Mit einer kleinen, eher untypischen Renneinlage, waren wir zehn Minuten vor dem Schließen der Tankstelle da. Welch ein Labsal mit gekühlten Getränken, Weißbrot gefüllt mit „Delikatessen“ wie im Louis de Funes – Klassiker „Brust oder Keule“ und so leckeren wie billigen Eigenprodukten mit feinsten Kalorien unserer Nachbarn. Weiter. Noch war es warm und wir hatten Bock. Auf dem Weg zum kommenden Checkpoint musste die Teilnehmer eine Kontrollfrage beantworten. So konnte ich nach dem Brevet prüfen, ob alle Randonneuer diesen Ort passiert hatten. Welche Sorte eines urtschechischen Trunks bietet eine genau benannte Pension dem rastlosen Reisenden an? Für Martin und mich kein Problem – durch das Tor hereinspaziert, den Schaukasten inspiziert, dem Begleiter diktiert, in den Startunterlagen notiert, und ab die Fuhre. Für alle nach uns sah es wohl nicht so gut aus.

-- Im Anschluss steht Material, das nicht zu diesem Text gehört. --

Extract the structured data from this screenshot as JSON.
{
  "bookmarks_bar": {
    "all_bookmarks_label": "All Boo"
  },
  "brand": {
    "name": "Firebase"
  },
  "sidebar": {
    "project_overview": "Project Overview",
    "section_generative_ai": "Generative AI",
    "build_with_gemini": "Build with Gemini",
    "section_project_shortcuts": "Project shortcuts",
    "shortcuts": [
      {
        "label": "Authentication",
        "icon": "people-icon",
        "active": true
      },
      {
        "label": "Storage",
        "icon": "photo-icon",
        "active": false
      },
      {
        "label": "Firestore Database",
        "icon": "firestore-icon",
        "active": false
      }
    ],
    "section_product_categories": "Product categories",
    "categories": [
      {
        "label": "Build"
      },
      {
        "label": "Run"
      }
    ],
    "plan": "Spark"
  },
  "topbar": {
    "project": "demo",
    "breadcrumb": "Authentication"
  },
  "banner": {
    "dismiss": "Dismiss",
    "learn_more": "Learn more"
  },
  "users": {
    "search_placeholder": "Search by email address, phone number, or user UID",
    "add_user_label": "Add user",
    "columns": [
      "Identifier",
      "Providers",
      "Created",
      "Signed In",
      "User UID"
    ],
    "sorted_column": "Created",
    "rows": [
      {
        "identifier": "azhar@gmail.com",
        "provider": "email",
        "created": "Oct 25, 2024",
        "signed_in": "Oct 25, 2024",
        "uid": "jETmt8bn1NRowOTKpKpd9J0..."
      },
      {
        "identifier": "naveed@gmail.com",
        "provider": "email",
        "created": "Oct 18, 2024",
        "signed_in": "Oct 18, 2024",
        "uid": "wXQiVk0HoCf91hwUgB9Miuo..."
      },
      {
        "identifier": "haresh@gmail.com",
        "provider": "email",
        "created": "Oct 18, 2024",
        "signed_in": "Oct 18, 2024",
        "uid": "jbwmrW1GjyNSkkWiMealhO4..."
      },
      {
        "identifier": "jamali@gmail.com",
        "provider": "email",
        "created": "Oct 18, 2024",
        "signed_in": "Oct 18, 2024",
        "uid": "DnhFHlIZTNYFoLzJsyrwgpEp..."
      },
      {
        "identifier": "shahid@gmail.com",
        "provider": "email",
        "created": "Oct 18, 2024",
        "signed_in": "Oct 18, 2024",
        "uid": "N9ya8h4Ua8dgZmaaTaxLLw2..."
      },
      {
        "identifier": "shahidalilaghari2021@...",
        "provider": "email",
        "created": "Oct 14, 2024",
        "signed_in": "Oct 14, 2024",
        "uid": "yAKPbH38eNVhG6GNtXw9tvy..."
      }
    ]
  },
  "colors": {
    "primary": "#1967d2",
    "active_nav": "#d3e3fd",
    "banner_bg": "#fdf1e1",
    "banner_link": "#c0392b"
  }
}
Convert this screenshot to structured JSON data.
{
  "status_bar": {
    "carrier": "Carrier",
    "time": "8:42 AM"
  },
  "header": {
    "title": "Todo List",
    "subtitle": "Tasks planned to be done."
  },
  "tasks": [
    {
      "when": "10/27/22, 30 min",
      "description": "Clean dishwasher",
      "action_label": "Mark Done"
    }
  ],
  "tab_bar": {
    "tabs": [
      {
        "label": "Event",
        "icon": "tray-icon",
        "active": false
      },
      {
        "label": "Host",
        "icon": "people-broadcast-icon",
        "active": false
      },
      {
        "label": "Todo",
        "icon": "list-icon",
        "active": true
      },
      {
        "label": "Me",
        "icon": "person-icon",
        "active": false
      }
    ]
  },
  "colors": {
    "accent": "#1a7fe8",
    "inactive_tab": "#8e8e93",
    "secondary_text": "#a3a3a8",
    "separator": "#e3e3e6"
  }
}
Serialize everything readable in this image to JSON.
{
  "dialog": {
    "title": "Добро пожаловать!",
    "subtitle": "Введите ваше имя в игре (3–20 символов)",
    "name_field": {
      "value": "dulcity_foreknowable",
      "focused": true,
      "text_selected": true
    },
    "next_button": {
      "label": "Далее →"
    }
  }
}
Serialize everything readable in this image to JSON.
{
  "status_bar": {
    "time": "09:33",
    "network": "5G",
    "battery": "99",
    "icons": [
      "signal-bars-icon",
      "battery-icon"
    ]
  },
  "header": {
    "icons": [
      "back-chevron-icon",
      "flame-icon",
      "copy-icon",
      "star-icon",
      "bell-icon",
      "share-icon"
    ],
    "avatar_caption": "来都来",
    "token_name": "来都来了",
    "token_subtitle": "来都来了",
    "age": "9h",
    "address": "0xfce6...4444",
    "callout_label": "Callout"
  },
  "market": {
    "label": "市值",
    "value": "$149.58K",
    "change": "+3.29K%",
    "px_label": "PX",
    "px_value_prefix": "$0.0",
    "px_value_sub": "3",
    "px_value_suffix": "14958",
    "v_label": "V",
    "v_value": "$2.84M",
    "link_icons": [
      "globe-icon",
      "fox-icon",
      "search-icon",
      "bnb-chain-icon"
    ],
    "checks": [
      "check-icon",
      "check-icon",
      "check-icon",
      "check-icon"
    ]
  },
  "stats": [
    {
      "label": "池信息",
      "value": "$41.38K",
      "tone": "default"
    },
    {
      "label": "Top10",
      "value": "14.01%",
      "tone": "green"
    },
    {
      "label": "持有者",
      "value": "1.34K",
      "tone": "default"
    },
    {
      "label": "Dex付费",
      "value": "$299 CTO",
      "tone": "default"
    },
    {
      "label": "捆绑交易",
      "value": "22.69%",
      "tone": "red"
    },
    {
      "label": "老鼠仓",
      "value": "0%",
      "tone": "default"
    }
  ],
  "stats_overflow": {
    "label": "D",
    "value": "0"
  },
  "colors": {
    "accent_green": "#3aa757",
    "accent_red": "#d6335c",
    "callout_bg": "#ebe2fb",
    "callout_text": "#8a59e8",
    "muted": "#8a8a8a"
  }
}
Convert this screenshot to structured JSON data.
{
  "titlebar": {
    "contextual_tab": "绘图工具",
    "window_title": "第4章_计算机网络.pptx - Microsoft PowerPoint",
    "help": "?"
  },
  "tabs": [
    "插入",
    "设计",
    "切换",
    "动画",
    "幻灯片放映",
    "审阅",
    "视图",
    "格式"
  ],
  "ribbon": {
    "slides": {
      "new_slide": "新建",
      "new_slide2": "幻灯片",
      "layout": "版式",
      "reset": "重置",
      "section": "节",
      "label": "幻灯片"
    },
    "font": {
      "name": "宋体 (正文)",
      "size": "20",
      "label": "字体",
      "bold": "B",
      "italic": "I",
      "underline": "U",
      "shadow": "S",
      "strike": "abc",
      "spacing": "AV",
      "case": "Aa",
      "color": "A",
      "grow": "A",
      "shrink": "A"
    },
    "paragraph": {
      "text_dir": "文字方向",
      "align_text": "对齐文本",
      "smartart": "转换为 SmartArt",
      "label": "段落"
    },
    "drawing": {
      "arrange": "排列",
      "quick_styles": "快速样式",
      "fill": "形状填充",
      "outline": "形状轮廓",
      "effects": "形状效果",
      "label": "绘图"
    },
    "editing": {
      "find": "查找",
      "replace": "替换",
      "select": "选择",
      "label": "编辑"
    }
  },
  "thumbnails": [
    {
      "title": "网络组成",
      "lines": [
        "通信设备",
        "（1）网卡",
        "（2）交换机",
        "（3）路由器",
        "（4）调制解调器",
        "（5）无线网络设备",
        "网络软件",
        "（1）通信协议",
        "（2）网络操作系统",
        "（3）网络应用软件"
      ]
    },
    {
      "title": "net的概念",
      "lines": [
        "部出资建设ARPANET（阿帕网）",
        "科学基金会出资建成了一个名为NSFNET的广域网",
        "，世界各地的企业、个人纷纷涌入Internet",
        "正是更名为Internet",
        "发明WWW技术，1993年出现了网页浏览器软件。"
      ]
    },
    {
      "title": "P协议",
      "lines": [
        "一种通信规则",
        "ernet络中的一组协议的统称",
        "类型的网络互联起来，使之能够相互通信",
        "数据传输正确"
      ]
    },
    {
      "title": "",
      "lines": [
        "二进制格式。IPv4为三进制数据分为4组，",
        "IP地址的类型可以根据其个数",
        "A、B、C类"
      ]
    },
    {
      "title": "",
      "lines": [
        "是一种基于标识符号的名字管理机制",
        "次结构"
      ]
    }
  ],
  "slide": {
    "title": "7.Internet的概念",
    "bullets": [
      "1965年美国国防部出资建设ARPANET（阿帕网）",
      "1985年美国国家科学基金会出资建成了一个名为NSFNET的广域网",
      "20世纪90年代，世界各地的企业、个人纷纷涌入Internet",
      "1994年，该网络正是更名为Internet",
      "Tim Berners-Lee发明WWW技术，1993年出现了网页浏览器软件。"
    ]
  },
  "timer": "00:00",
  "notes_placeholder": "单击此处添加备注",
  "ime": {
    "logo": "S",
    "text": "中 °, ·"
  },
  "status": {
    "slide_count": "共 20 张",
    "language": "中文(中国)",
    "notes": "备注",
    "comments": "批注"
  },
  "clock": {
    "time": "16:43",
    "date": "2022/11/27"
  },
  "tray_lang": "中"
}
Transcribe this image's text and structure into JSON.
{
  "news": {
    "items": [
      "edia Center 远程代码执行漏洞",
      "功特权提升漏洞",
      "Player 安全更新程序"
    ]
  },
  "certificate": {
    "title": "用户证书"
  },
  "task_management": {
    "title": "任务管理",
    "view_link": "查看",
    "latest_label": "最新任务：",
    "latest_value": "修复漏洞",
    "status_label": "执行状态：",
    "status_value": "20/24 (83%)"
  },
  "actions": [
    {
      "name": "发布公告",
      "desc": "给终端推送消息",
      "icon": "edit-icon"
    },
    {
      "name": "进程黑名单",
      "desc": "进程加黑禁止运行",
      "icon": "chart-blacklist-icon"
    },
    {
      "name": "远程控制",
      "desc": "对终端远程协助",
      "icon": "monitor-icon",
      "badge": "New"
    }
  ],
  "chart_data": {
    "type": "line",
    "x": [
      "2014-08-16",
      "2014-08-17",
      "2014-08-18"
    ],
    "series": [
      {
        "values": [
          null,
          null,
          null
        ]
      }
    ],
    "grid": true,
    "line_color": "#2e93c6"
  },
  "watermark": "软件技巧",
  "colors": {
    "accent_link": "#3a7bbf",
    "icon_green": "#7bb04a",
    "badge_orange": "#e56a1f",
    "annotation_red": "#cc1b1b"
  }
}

Einige beeinflusste das Navigationssystem -wobei hier die Schuldfrage noch ungeklärt ist- andere standen vor verschlossenem Eingangstor zur Pension. Das geht auf meine Kappe. Dass das Tor der Pension des Nächtens verschlossen wird, hätte ich mir denken müssen. So gibt es wenigstens was zu erzählen und erinnern. Der Ort, in dem die Antwort auf die Kontrollfrage gesucht werden musste, liegt an der Moldau in einer sehr schönen Ferienregion. Am Tag begegnet man Radfahrern, sieht Wanderer und unzählige Wassersportler auf dem Fluss.
Pisek, der Ort der nächsten Stempelstelle, kam näher und eine Tankstelle mit einer lächelnden jungen Frau am Tresen. Die Tankstelle war offen, trotz der mitternächtlichen Stunde. Welch eine Wohltat, zu warmem Kakao und Kaffee auf bequemen Polstern etwas zu essen.
Der Mond ist aufgegangen
Wir zierten uns etwas, ins Freie zu gehen. Mittlerweile war es ganz ordentlich frisch. Durch die menschenleere Stadt und raus aufs Land. Die Weltkulturerbestadt Cesky Krumlov mit der Zwischenstation Prachatice war das nächste Ziel. Irgendwann meldete sich die Müdigkeit und der strahlende Sternenhimmel bescherte Temperaturen deutlich unter 10 °C. Trotzdem war die Fahrt in dieser Nacht schön, weil wir die Straße fast für uns alleine hatten. Die Ruhe, klare Luft und das Surren der Räder machen eine Nachtfahrt zu einem besonderen Erlebnis.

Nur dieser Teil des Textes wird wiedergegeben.